Pencetakan Gravure Bagian Dalam:Penjelasan Langkah dan Teknik Utama
Proses pencetakan gravure adalah jenis prosedur intaglio otomatis modern yang digunakan untuk mencetak materi komersial seperti kertas kado, majalah, kartu ucapan, katalog, sisipan iklan untuk surat kabar, dan kemasan makanan. Biasanya, mesin cetak gravure terdiri dari beberapa unit yang lebih kecil untuk setiap warna dalam proses pencetakan:magenta, hitam, cyan, dan kuning. Setiap unit berisi silinder cetak berlapis karet serta silinder gravure yang telah diukir sebelumnya dengan gambar, dengan area ukiran yang lebih dalam menghasilkan warna yang lebih intens pada produk akhir. Silinder gravure diputar dalam penangas tinta, dan jumlah tinta yang berlebih akan diseka menggunakan pisau tipe penyapu yang fleksibel. Sisa tinta kemudian segera ditransfer langsung ke permukaan yang akan dicetak, menggunakan kekuatan silinder cetak.
Tinta yang digunakan dalam proses pencetakan gravure memiliki viskositas rendah dan sangat cair.
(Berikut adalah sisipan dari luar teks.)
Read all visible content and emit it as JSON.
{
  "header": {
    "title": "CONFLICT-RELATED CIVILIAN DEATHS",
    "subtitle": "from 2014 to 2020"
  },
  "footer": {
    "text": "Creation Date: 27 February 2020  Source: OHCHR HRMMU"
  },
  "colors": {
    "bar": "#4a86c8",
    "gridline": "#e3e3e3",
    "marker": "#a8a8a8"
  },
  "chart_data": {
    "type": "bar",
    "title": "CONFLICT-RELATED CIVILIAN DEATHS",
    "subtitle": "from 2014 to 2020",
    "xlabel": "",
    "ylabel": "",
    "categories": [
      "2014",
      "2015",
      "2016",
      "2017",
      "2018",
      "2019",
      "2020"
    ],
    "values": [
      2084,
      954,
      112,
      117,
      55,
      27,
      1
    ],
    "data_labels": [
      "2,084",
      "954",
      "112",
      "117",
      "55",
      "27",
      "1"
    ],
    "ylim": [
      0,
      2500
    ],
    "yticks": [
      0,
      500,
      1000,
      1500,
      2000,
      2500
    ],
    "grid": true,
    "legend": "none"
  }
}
Substrat yang dicetak harus dilewatkan melalui pengering berbahan bakar listrik atau gas di antara setiap penerapan warna terpisah. Hal ini diperlukan agar lapisan yang telah dicetak sebelumnya tidak luntur atau tercoreng saat lapisan berikutnya diterapkan.
Juga dikenal sebagai rotogravure, proses pencetakan gravure biasanya digunakan untuk pekerjaan pencetakan bervolume tinggi atau jangka panjang. Jenis mesin press ini umumnya dibuat khusus untuk aplikasi produk tertentu. Silinder gravure sering kali terbuat dari baja berlapis tembaga dengan lapisan yang peka terhadap cahaya. Secara historis, silinder-silinder tersebut digores atau diukir secara kimia dengan stylus berkualitas berlian; di zaman modern, sebagian besar diukir menggunakan laser. Meskipun jauh lebih mahal dibandingkan jenis proses pencetakan lainnya, silinder gravure dikenal karena kemampuannya menghasilkan tayangan dalam jumlah besar tanpa menunjukkan penurunan kualitas gambar yang signifikan.
Meskipun mesin cetak gravure yang diberi makan lembaran kadang-kadang digunakan untuk pekerjaan khusus, proses pencetakan gravure lebih umum melibatkan jaring atau gulungan kertas atau media lainnya. Mesin press yang diberi makan lembaran kemungkinan besar akan digunakan saat mereproduksi fotografi berkualitas tinggi atau seni visual lainnya. Kedua jenis proses pencetakan gravure secara konsisten menghasilkan rentang kepadatan luas yang menghasilkan detail cahaya dan bayangan pada gambar yang dicetak.
Pencetakan gravure telah lama digunakan untuk mencetak foto di surat kabar. Antara tahun 1930 dan 1970, merupakan kebiasaan bagi surat kabar untuk mencetak bagian hari Minggu terpisah yang menampilkan foto-foto rotogravure dengan keterangan. Survei Gallup pada tahun 1932 menetapkan bahwa rotogravures atau "rotos", demikian sebutannya, menarik khalayak yang lebih luas dibandingkan rubrik surat kabar lainnya, sehingga menjadikan rubrik ini sangat diminati oleh pengiklan.
Tentang Mekanika didedikasikan untuk memberikan informasi yang akurat dan dapat dipercaya. Kami dengan hati-hati memilih sumber yang memiliki reputasi baik dan menerapkan proses pemeriksaan fakta yang ketat untuk mempertahankan standar tertinggi. Untuk mempelajari lebih lanjut tentang komitmen kami terhadap akurasi, baca proses editorial kami.